Ni que decir tiene que en el mundo actual vale más un buen móvil que un libro. Más, una Tablet que un buen ramo de rosas y mucho más una serie de Netflix que una obra de teatro en directo. Los cambios de expectativas y de motivaciones nos están llevando por la senda de lo políticamente incorrecto. La de lo más alejado a los principios básicos. La de la impronta que se crea cuando las energías las centramos en todo aquello que pueda ser más propio de la mentira y el postizo, sea carne fresca de redes sociales y se obtenga el diploma de pertenencia a cualquier sarao que se precie para regocijo de los vacíos de corazón. En estos meses observamos, desde la sala de espectadores o desde dentro de la propia performance, las más inquietantes formas de celebrar eventos que nunca nuestra civilización haya desarrollado. Invitaciones de rango superior, vestimentas de ensueño, tocados para enmascarar, maquillajes para delatar, tacones para engañar y demás armas arrojadizas del mundo de las apariencias.
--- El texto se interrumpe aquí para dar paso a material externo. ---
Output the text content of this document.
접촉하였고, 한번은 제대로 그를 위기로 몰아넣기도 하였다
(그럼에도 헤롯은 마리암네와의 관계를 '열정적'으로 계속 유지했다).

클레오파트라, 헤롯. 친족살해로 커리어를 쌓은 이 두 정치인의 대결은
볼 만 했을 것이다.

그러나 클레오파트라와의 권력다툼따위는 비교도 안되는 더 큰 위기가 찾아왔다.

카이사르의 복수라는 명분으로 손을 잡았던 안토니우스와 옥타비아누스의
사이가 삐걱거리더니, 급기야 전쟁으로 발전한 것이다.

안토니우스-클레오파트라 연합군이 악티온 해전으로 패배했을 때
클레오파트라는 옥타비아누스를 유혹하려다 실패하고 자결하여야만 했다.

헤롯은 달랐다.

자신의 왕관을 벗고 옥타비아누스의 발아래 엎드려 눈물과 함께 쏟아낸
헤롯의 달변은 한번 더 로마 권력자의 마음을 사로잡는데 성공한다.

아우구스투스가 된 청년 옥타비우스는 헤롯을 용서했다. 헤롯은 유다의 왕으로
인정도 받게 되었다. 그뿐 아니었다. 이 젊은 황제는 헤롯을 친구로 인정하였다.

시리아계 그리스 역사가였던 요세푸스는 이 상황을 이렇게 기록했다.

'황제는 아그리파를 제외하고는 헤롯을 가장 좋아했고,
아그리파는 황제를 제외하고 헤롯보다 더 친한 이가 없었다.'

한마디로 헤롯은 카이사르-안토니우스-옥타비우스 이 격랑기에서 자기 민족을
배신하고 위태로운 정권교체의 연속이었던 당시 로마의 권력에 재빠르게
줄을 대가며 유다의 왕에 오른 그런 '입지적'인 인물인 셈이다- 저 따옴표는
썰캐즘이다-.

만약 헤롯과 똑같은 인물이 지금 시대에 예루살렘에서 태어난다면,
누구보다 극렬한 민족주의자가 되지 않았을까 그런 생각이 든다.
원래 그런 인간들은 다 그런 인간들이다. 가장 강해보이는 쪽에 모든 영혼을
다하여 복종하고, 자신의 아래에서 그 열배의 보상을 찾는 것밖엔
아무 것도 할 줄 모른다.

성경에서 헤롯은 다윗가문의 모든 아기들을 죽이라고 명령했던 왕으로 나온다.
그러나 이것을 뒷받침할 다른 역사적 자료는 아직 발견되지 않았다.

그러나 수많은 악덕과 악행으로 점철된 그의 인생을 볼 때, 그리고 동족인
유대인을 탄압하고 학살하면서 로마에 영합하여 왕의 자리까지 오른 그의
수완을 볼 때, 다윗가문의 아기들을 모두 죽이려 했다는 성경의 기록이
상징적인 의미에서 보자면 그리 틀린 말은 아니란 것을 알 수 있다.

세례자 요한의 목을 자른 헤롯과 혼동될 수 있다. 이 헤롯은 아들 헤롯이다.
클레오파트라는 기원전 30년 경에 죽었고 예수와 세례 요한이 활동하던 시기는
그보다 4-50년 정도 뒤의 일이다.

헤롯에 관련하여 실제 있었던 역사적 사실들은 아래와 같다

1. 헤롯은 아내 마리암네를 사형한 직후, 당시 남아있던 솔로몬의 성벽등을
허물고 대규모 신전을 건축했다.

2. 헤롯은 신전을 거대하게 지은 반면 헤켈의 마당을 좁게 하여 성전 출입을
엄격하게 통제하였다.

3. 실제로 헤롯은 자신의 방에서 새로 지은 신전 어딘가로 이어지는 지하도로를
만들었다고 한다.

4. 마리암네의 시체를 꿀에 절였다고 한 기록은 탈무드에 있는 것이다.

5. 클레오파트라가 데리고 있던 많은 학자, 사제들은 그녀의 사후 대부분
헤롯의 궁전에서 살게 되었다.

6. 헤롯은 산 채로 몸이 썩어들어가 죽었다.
Las comuniones, las bodas, las graduaciones y las puestas de largo se parecen más a espectáculos de la moda televisiva de toda la vida que a los rituales humanos en los que se celebrarían los logros y las ilusiones de alguna que otra etapa alcanzada por los seres en cuestión. Y como parece que ni nada ni nadie va a cambiar esto, resulta sibilino pensar en poder criticarlo. Porque ni nadie lo hace, y a lo peor, puede que sea una barbaridad. No sabemos qué vamos a dejar para celebrar las verdaderas fiestas del alma. Aquellas que nos hacen sentirnos más vivos y felices que nadie cuando realmente encontramos el amor, cuando cruzamos la mirada con unas pupilas limpias, conseguimos algún logro con el esfuerzo propio del que se siente dueño de su vida o simplemente cuando nos apetece celebrar un amanecer o un atardecer de estos días tan luminosos del solsticio de verano. Es cuestión de principios.